Edito n° 119
Histoire, éducation : pour quelle société demain ? (2006) retour au sommaire du Dialogue n° 119
Face à la crise des banlieues... Que revienne le bon temps de la «coloniale» !
Michel HUBER
Enseignant et Chercheur en didactique
Saluons comme une aubaine, pour alimenter l'éditorial de ce numéro de Dialogue consacré à l' histoire récente, l'histoire des mentalités, l'idéologie, le débat actuel autour de la loi de février 2005. Cette loi demande entre autres choses aux manuels scolaires de « souligner le rôle positif de la présence française outre-mer notamment en AFRIQUE DU NORD ». Ce débat est riche d'enseignements. Il fait apparaître :
- Une volonté politique d'imposer une version officielle de l'histoire de France, donc de formater les représentations des jeunes.
- Le risque d'aviver des conflits de mémoire entre communautés, de plus en plus déconnectés des faits scientifiquement établis.
- La réaction unanime des historiens français et des enseignants d'histoire opposant la démarche scientifique et la logique de la complexité à ces visions simplificatrices lourdement chargées d'idéologie au service de menées politiciennes à court terme, quitte à verser de l'huile sur les cendres encore chaudes des banlieues.
- La revendication des ex-colonies et des pays du Sud à participer à l'écriture de leur propre histoire (cf. réactions du Président Algérien et de députés des DOM).
Quelle place de l'Education Nouvelle dans ce débat ? Il ne s'agit pas s'y enfermer mais il fournit l'occasion de rappeler la finalité de notre mouvement, « l'émancipation solidaire » des hommes dans ses trois dimensions :
- Emancipation par rapport à soi-même et à une image de soi qui a pu être amochée par une histoire personnelle douloureuse et qu'un esprit de fatalité continuerait de modeler négativement.
- Emancipation dans ses rapports aux autres : ni repli sur soi, ni volonté hégémonique de domination, mais coopération enrichissante.
- Emancipation par la compréhension du monde passant par l'appropriation de savoirs, de concepts qui sont autant de clés de décryptage de ce réel et de leviers pour sa transformation.
Spontanément le G.F.E.N. ne peut que condamner cette loi qui falsifie l'histoire et prétend écrire l'histoire à la place des historiens et dicter leurs cours aux enseignants. Il ne peut que s'élever contre cette volonté de conditionner, d'aliéner notre jeunesse.
L'Education Nouvelle n'a pas pour vocation d'agir directement sur les réalités économiques, sociales et politiques mais son objet concerne la construction de un rapport au monde et aux autres dans une compréhension de ce système par sa transformation en mobilisant les valeurs humanistes, capital d'une humanitude en chantier. Il ne s'agit pas seulement d'un parti pris généreux mais d'une nécessité pour permettre à cette humanité d'assurer sa survie ou sur un mode plus optimiste son développement.

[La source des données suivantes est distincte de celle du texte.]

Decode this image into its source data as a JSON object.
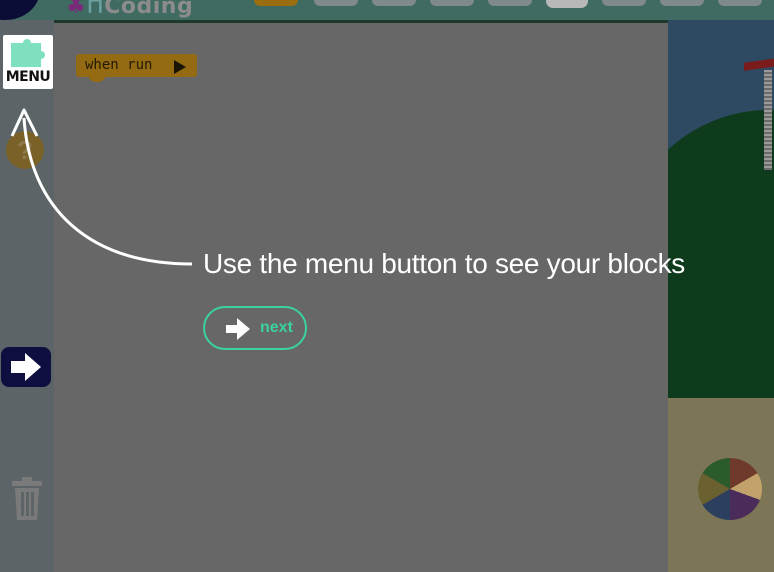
{
  "header": {
    "brand": "Coding",
    "tabs": [
      "tab1",
      "tab2",
      "tab3",
      "tab4",
      "tab5",
      "tab6",
      "tab7",
      "tab8"
    ]
  },
  "toolbar": {
    "menu_label": "MENU",
    "menu_icon": "puzzle-icon",
    "help_icon": "question-icon",
    "run_icon": "arrow-right-icon",
    "trash_icon": "trash-icon"
  },
  "workspace": {
    "block_label": "when run"
  },
  "tutorial": {
    "caption": "Use the menu button to see your blocks",
    "next_label": "next"
  },
  "colors": {
    "accent": "#3ad39b",
    "run_button": "#0e0f40",
    "block": "#946b12",
    "puzzle": "#7fe0c0"
  }
}
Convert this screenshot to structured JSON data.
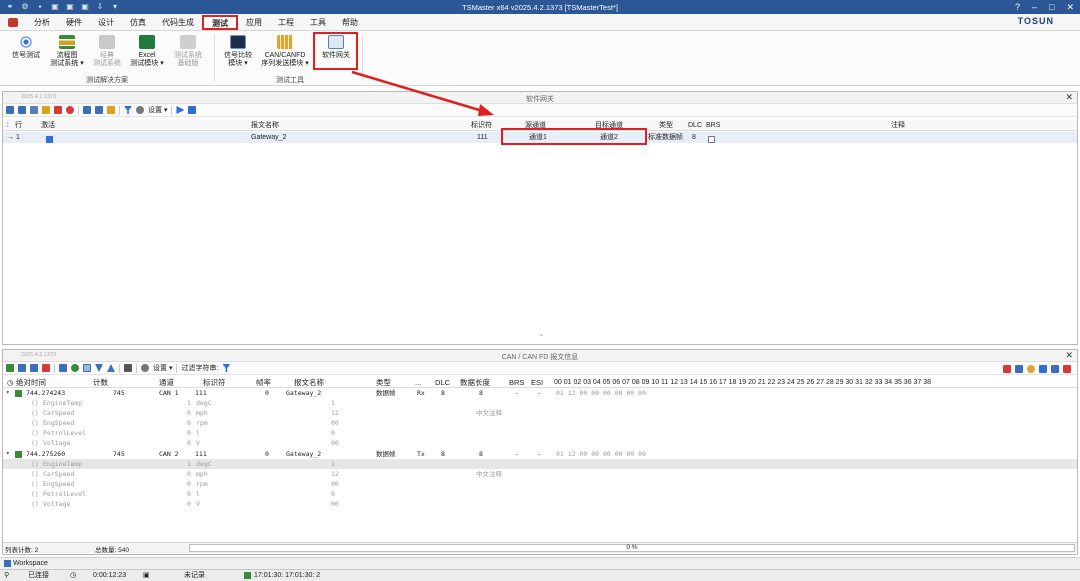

Dans ce débat devoir de mémoire/histoire, l'Education Nouvelle ne peut être que du côté de la science contre les idéologies manipulatrices et du côté de la pensée complexe contre les visions manichéennes réductrices. Elle est avide de témoignages et de documents contradictoires sur lesquels appliquer une méthodologie (la « critique de témoignages » chère à Henri BASSIS) favorisant une compréhension multifactorielle des faits historiques. Cette complexité ne doit pas cependant diluer le fondamental. Ainsi en dernière analyse l'essence même de la colonisation a été un système de domination d'un peuple sur d'autres. Le G.F.E.N. préconise les débats d'interprétation des évènements (« des dates qui font dates » selon Alain DALONGEVILLE) à la fois antidote à tout positivisme béat et tremplin vers des représentations plus riches intégrant toutefois les faits historiquement avérés. En effet le concept de « mémoire partagée » ne suffit pas. Les représentations construites doivent être armées par des faits, des concepts et des méthodes.
Pour nous, une des clés de conceptualisation du monde réside dans la recherche, dans la chronologie, non des périodes d'équilibre (les périodes classiques) mais des moments de rupture (les crises) plus riches de significations.
L'Education Nouvelle donne aussi en partage des outils de formalisation créative des représentations du passé, des jeux de rôles aux ateliers d'écriture, et de confrontation dynamique, des démarches aux débats de preuve.
Ce numéro de Dialogue conçu dans un contexte vif, est l'occasion de rappeler l'existence de tout ce capital de concepts et de pratiques. Capital, dont témoignent les articles suivants, pour aider à se situer comme acteur de ce monde d'aujourd'hui en utilisant ses racines comme ressource et non comme refuge.